Oysa o küçük mavi boncuklar biraraya getirilse bir tesbih, bir kolye yapmak olası. Bu bile bir iş. Bu küçük ve müşterisi olmayan büfeler ortaklaşsa, onları işletmek için sarfedilen enerji daha büyük işler için yoğunlaştırılsa, muazzam bir kapasite çıkar ortaya.
Kaç tane KDP-Irak yanlısı oluşum var, bu işle biraz haşir neşir olanlar dahi adlarını saymakta güçlük çeker sanırım. Kaldı ki geriye kalanların tümü de KDP’ye sempati ile bakar ve onunla ters düşmemek için kıyasıya yarışırlar.
İsterseniz sayalım birlikte: KDP-T, PDK-Bakur, T-KDP, PAK, TDK-Tevger, Pelkurd, PSK, Hak-Par, Azadi, DDKD, KKP, PİA ve isimlerini sayamadığım daha niceleri.

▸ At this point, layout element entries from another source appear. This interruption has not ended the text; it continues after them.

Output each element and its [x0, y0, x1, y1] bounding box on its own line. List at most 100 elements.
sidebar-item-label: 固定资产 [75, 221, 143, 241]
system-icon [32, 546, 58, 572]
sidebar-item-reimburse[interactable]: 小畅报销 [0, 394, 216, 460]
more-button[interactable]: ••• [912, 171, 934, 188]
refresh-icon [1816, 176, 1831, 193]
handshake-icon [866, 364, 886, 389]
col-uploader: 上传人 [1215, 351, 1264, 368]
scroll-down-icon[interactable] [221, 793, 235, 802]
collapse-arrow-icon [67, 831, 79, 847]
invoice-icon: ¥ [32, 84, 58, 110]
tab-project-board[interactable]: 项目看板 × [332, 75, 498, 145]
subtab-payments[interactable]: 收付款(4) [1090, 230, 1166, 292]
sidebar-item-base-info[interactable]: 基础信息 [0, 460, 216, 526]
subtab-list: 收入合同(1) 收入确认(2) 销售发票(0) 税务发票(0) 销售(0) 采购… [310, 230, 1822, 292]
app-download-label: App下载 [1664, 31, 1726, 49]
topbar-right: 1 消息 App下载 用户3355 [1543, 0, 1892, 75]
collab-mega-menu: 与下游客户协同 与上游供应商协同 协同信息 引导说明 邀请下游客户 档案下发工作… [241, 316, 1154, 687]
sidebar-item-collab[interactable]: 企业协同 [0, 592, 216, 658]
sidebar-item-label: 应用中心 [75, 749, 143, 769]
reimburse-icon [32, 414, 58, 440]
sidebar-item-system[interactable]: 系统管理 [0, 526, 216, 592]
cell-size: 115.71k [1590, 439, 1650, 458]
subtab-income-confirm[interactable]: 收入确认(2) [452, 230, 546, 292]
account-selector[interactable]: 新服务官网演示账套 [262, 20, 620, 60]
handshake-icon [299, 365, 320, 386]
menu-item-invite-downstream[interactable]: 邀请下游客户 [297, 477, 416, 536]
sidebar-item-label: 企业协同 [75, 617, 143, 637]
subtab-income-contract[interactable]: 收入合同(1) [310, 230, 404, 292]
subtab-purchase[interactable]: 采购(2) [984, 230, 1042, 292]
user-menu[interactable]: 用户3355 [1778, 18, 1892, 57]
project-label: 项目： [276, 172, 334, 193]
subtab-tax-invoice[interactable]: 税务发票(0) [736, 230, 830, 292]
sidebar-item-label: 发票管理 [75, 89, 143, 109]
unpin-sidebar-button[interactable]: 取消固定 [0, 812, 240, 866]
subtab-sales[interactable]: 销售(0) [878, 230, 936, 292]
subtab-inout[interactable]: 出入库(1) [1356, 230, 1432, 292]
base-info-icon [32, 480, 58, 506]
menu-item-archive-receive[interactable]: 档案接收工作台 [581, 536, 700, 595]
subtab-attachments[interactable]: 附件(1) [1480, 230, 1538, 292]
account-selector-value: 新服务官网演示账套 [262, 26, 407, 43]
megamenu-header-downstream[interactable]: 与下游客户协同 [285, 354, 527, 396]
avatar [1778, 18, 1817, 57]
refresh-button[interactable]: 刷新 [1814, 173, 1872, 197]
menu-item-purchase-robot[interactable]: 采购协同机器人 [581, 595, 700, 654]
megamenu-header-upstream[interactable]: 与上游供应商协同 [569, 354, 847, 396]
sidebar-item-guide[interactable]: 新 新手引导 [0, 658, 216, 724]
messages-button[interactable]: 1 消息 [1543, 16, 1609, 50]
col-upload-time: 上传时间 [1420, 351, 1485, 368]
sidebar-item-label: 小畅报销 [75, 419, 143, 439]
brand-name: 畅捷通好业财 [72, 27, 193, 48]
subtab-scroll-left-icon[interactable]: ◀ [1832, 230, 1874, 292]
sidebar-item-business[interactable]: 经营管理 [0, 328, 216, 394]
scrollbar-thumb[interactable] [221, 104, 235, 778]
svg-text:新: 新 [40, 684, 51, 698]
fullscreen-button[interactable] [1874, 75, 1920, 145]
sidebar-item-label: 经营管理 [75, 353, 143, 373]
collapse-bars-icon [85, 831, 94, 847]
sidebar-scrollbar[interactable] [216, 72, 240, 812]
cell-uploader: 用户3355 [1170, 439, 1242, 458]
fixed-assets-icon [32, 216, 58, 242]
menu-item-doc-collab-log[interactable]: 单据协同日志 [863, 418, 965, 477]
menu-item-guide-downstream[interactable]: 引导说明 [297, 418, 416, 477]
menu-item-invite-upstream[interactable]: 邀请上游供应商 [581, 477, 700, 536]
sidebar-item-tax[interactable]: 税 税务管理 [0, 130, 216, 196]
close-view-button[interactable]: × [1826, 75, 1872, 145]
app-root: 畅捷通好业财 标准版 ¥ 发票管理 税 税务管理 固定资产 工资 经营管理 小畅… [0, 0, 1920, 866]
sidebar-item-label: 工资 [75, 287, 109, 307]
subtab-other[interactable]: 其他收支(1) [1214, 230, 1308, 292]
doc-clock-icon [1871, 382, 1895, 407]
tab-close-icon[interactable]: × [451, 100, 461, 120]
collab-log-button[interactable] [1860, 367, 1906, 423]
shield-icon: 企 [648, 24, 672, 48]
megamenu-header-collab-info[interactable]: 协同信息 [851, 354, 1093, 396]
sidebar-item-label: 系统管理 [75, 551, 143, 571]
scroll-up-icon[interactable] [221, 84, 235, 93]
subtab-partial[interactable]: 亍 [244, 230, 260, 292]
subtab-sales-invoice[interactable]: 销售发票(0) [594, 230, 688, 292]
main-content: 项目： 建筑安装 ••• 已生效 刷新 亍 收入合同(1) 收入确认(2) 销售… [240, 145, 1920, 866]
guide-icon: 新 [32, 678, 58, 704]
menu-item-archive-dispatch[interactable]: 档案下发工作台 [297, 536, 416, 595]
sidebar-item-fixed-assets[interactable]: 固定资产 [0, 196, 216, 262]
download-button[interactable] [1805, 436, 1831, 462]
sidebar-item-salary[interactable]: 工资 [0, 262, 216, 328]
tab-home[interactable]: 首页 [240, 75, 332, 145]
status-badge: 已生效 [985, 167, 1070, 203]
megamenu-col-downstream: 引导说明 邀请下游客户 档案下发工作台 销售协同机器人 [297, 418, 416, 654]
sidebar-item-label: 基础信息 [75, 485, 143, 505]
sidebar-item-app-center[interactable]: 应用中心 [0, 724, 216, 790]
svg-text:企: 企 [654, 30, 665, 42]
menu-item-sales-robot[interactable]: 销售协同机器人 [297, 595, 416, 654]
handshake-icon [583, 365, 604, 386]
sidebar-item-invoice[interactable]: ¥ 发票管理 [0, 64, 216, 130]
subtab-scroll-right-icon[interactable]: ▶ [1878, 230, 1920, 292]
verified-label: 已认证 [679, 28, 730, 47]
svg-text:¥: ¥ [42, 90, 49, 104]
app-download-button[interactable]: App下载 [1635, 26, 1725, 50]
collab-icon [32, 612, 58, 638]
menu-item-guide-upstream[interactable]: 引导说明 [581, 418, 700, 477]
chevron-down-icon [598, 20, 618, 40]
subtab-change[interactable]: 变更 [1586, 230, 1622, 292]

Geçen günlerde bunlardan Hak-Par’ın üye sayısının 1.365 olduğu düştü sitelere. Üye sayısı bakımından HDP ve DBP dışında en kalabalık bu parti. Kürt halkının bu parçadaki nüfusunu ise tümü birden 25 milyon diye deklare ediyorlar. Bir yanda HDP’nin 6 milyonluk seçmeni, diğer yanda HDP dışında en büyük Kürt partisi olduğu iddiasında bulunan Hak-Par’ın yüzde 0,005’lik kitlesi.
Oysa yukarda saydığımız bu partiler birkaç temel noktada bir araya gelebilse ve bir Zeytin Dalı, bir Yelpaze veya Keskesor Hareketi’inde buluşsalar, programlarının ABC’sini ‘Türkiye Kıbrıs’ta yaşayan Türkler için ne istiyorsa Kürtler de onu taler ediyor’ deseler, parti programının ana eksenine Avrupa İnsan Hakları Beyannamesini oturtsalar, bu bir sinerji yaratarak katlanarak artar ve bir dengenin sağlanmasına hizmet eder.
İş aslında bu kadar basit. Basit, zira ortaklaşsalar, ortak bir meclis, bir parlamento oluştursalar, her eğilim bu mecliste belli bir oranla temsil edilse ve legal, tek bir parti aracılığıyla Kürt kamuoyunun önüne çıksalar, birlikten güç doğar ilkesini yaşama geçirebilir, bir alternatif yaratabilirler.
Bunun gerçekleşebilmesi, sağlanabilmesi içinse her oluşum ve liderinin kendi egolarından az bir parça ödün vermesi gerekir. Sorun, işte bunda. Bu aşıldığında Mem ile Zin’in kolları birbirine kavuşmuş ve Ehmedê Xanî de şad olmuş olur.
İşte buna hazır olunduğunda, enerji bu yönde kullanıldığında AKP’ye kaçan Kürt oylarının önemli bir bölümünü yeniden Kürt potasında toplayabilirler. Bir dengenin sağlanmasıyla da Kürt mahallesinde hem yanlış yapılmasının önü alınır hem de bir sinerji yaratılarak daha öne atılma gerçekleşebilir. Sonuçsa Kürt halkının yararına olur!
Biliyorum, gerçekleşmesi imkânsız gibi görünen bir düş arayışı içindeyim ben. Yaşam, hayalsiz, rüyasız, hülyasız olmaz. Ben bir düş arayıcısıyım. Bu naifliğimi de varın ona yorun!